Poor, simple, and happy. An idyllic childhood only for those living it.
"And tomorrow, if the weather holds, we'll have another romp in the wild places, aye son?" He tousles Link's barley-colored head, then throws him high enough to kiss the thatching.
The supper things have not yet been cleared away before Link squirms out of his father's grasp and bolts for the door.
"And where are you off to?" says his mother. She puts the bread and knife away and wraps the cheese in cloth, then rubs her rounded belly, the twins mewling at her feet.
His father hoists a babe under each arm. "Let him go, let him go. There's light enough yet, and he'd better get it out of him before bed."
"Hadn't he better listen to his poor mother?"
Link cries out at this injustice. "But I do listen!"
"Oh?"
He nods. "All the time."
"To me?"
Link give a squirrel-like cock to his head, little brain thinking. "Sometimes.
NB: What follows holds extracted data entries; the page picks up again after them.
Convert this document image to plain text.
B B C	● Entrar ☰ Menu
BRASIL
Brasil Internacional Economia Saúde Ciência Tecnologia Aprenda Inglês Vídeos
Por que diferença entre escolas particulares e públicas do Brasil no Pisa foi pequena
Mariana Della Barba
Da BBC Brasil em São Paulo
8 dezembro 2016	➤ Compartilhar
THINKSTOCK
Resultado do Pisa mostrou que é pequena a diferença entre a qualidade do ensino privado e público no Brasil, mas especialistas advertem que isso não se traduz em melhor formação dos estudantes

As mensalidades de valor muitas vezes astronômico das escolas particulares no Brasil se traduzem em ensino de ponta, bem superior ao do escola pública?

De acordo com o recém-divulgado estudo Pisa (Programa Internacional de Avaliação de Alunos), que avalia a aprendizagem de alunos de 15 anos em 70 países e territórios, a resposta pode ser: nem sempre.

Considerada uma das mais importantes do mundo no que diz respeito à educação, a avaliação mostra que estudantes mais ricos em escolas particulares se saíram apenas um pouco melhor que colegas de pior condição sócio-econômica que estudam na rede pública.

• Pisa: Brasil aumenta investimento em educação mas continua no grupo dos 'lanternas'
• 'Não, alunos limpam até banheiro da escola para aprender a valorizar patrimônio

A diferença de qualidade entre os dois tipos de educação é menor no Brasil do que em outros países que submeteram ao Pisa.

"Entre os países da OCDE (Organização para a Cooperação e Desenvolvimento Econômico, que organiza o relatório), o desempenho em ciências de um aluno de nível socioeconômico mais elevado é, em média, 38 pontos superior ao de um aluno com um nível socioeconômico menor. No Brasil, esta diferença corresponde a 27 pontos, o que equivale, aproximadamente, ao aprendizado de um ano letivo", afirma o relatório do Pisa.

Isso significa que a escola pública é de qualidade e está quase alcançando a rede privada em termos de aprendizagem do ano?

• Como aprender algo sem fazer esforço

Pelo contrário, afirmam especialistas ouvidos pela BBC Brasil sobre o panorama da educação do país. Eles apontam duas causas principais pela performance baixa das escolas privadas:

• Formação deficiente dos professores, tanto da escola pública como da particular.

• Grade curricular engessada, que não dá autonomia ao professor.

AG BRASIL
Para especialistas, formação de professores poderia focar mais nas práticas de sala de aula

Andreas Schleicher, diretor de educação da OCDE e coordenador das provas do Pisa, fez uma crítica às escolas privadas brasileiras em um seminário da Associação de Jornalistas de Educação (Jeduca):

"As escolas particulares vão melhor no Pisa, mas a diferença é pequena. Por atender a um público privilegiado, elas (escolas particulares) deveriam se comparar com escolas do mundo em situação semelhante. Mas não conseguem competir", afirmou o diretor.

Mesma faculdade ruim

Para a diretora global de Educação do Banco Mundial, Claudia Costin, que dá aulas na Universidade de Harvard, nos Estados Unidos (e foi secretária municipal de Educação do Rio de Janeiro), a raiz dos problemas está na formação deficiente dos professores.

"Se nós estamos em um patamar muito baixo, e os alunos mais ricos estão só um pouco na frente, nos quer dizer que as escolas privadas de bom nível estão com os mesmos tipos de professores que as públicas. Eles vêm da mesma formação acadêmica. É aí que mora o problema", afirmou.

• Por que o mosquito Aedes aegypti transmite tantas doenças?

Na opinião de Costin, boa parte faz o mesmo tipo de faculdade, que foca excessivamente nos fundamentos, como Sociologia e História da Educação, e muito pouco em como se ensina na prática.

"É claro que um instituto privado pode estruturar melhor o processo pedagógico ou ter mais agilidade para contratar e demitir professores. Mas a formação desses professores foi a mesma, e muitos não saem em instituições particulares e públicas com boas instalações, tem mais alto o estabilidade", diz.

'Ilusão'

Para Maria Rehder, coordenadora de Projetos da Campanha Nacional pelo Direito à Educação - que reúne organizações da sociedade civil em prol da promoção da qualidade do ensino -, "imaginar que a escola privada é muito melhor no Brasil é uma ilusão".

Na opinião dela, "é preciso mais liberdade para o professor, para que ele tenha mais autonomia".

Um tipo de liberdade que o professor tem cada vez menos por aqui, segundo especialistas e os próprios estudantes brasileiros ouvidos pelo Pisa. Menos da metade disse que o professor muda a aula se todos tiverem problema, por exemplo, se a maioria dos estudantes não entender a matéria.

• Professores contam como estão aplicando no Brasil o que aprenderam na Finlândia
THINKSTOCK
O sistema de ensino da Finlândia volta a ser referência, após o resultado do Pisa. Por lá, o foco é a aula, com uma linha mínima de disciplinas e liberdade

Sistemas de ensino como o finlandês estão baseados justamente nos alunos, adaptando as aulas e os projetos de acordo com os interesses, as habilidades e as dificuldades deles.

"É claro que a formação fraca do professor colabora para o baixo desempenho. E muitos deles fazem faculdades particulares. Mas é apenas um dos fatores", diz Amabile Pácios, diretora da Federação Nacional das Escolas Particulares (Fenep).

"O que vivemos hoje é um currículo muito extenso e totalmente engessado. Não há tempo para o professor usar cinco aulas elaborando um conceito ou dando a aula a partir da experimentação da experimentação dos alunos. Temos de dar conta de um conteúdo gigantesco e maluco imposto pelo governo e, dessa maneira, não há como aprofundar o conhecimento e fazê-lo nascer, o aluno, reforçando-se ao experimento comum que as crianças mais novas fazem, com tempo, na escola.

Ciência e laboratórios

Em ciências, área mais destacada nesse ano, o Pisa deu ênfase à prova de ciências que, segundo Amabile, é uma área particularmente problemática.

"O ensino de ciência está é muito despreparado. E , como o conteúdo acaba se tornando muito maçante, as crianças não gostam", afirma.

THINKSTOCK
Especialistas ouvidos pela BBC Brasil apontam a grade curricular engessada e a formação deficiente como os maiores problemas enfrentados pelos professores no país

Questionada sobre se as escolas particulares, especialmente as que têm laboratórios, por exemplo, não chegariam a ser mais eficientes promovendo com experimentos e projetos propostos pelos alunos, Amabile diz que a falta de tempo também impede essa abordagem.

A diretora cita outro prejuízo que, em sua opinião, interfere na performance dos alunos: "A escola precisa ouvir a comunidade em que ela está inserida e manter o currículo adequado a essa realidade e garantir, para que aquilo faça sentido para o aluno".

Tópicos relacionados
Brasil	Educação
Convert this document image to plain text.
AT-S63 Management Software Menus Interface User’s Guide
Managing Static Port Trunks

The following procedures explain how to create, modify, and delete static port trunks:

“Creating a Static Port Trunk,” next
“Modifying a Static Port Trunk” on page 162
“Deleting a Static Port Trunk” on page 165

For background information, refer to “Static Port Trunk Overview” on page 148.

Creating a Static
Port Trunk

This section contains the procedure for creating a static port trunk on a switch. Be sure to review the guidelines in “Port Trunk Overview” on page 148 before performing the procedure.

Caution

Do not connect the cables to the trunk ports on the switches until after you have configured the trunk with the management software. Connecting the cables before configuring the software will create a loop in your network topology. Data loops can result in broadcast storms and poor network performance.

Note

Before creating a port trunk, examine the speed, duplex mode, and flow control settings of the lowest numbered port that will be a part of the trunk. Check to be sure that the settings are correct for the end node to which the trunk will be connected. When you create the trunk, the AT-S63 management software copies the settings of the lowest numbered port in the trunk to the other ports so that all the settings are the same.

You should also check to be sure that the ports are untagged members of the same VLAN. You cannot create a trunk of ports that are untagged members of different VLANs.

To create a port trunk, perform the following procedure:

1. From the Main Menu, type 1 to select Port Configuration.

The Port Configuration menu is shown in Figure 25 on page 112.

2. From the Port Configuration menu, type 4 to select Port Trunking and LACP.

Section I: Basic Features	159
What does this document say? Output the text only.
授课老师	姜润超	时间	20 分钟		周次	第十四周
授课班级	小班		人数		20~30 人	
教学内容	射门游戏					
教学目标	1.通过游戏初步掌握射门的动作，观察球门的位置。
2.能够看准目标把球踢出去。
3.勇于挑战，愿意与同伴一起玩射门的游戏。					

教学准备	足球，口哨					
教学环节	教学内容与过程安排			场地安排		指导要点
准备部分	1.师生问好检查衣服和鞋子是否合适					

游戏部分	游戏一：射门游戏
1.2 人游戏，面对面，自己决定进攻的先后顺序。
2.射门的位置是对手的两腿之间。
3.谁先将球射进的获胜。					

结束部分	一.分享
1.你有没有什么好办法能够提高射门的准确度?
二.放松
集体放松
But mostly to the voices."
"What's that, m'boy?" his father says. "What voices?"
"Take no heed of his ramblings," his mother chides. "That child talks to the wind as though it's his best friend. Take no heed."
They bid him wash the crockery and stable the cow before they release him, and then he runs – through the vegetable garden, down the dirt path that leads to the wheat fields, past the outskirts of the cultivated lands and into the unfarmed realms of Hyrule. Where wildflowers grow, the untamed creatures roam.
He runs – not to please his father or to terrorize his mother, but for the voice lodged deep within, the undefiable whisper of hurry, hurry, hurry.
Where is he going? It matters not. He runs because he can, because children do not run from what they are, they only run to it.